Je préfère mon tourment d’aujourd’hui !

La colère se laisse mieux surveiller que la peur panique dont il faut subir l’appel hallucinant et qui m’entraîne, sans que je puisse même ébaucher une défense. La colère me mord, me griffe, me harcèle ; ses dents pointues se plantent dans ma chair, ses ongles la déchirent et des lambeaux pendent autour de moi, lambeaux de peau qui saignent et se collent ensuite, après avoir réussi leur petit effet. Il n’en reste pas moins que je suis dessous, bien vivant, et que ma tête n’est chaude que de rage aiguë.

Vous dirai-je qu’ils font des progrès étonnants ?

Je ne les savais si bien entraînés, ni l’un ni l’autre ! Ils me dispensent même de les surveiller : un coup d’œil, à certains moments du jour, me renseigne abondamment, l’évidence étant aisée à deviner.

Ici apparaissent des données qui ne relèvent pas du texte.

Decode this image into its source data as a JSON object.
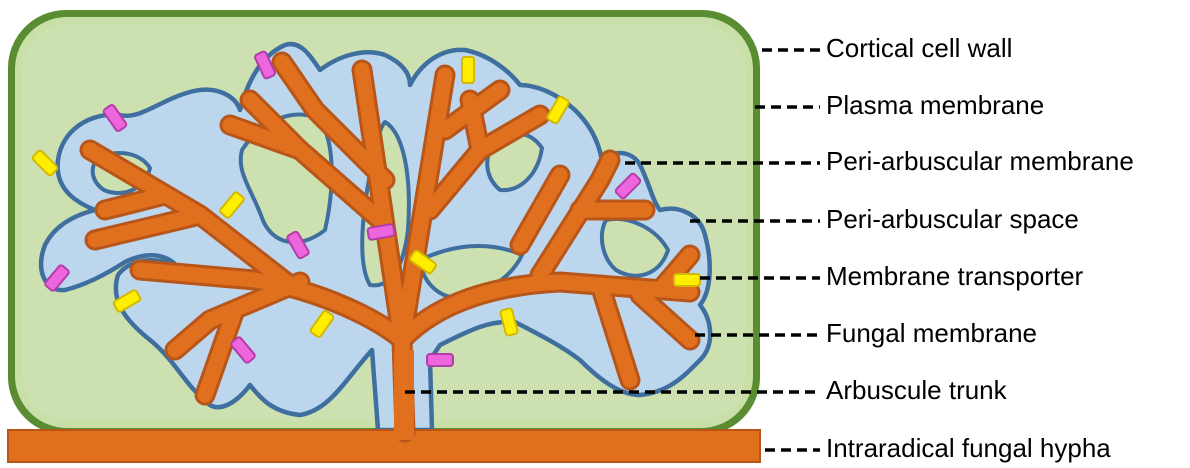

Non content de m’avoir pris ma femme, Jérôme se délecte en l’amusant à sa manière. N’importe-t-il pas de soutenir le courage d’une épouse que les dures circonstances de la vie séparent de son époux ? Jérôme s’est chargé de cette tâche et s’en acquitte le mieux du monde, avec conscience.

Madeleine et Jérôme sont toujours sortis : ils rentrent peut-être à l’aube, quand je dors, mais je n’ai pas besoin de rêver pour savoir quel fut le programme de leur nuit, car il suffit, comme je le disais plus haut, de me rendre à l’évidence.

Jadis, Madeleine était toujours joyeuse : le plaisir de vivre se lisait dans ses yeux. Les journées passées à la campagne, dans les bois, s’émaillaient de fleurs fraîches, quand elle riait, et ce rire faisait naître de beaux reflets, lorsque nous allions en barque jusqu’aux îles.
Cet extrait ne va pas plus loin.